Chegaram as lágrimas ao meu pai quando me deixou com o porteiro, voltou passada
uma hora, alegremente e com beijinhos da mãe.
- É parecido contigo!..
No início de dezembro, tendo deixado
o bébé com a rapariga que a ajudava no regimento, viajou na camioneta da
carreira para ver um dos seus filhos que não via há mais de dois meses.
Manifestou tristeza e preocupação
porque não me encontrou entre os outros meninos no recreio. Porque é que eu
estava sozinho na sala de estudo, se ainda por cima não estava a estudar, mas a
desenhar igrejas de duvidosa arquitetura?!...
Sou, portanto, pouco social. Mas
enganou-se a minha mãe, não havia razões para tristeza ou preocupações, eu
sentia-me muito bem ali no internato, eu gostava dos meus amigos e eles de mim
e da minha cara de poucos amigos.
Eu tinha sempre alguém com quem
brincar, dormíamos juntos, comíamos juntos, estudávamos juntos, rezávamos
juntos, víamos livros pornográficos juntos, vinte e quatro sobre vinte e quatro
horas juntos, durante cinco anos que tanto marcam a vida dos mortais – dos dez
aos quinze.
Quando eu saí, só ficaram dois. Só
um chegou a padre mas já não o é. Perdi-os todos de vista, voltei a ver um ou
outro furtuitamente. Já lá vão quarenta anos. Este é o almoço que eu desejava
há muitos anos. Fiz um esforço, investiguei, procurei contactos, consegui.
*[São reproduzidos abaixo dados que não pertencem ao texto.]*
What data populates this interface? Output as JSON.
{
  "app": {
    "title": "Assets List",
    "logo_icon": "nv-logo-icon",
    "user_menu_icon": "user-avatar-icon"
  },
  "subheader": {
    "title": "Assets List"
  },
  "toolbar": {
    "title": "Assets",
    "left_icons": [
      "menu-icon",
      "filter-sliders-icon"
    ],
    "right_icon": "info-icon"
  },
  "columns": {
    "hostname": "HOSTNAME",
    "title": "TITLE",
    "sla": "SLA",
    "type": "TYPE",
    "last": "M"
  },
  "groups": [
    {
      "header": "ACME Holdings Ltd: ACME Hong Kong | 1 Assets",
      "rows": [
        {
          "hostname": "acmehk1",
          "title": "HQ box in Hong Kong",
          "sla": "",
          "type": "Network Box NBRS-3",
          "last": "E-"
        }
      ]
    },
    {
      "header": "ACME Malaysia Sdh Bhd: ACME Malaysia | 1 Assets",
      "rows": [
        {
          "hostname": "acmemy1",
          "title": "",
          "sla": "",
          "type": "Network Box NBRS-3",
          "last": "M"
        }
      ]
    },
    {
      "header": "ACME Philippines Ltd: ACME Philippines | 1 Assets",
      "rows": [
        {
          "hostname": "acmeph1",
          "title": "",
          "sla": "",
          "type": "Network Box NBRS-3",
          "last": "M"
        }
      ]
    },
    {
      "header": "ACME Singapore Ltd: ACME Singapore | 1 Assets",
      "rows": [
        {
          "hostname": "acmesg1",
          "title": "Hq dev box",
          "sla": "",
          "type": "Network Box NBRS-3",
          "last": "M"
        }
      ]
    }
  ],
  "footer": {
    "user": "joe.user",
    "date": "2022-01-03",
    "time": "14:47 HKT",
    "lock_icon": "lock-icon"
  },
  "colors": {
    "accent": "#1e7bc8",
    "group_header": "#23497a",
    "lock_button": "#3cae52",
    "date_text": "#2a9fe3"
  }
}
Hoje, véspera do Dia de Todos os
Santos, um grupo de velhos amigos vai reunir-se. Estou em pulgas para os ver a
todos, vou voltar a ser quem fui.
Sou, portanto, um camarada.
(a idade não perdoa, estão aqui a
dizer-me que é para a semana!...)
6 comentários:
Se a reunião for em torno duma mesa creio que teremos uma bela croniqueta...
Cumps
Por momentos também eu fiquei 'baralhado'. Mas esta noite apenas mudou a hora e não a semana. A propósito: tenho que comprar uma prenda para a minha cara-metade pois fazemos anos de casados no dia 3.
Quanto à história tem a marca do Pata Negra e está tudo dito.
Não, não é Pata Negra, é a Pata Linda da Amizade
Uma mesa de padres que não foram é coisa para um romance.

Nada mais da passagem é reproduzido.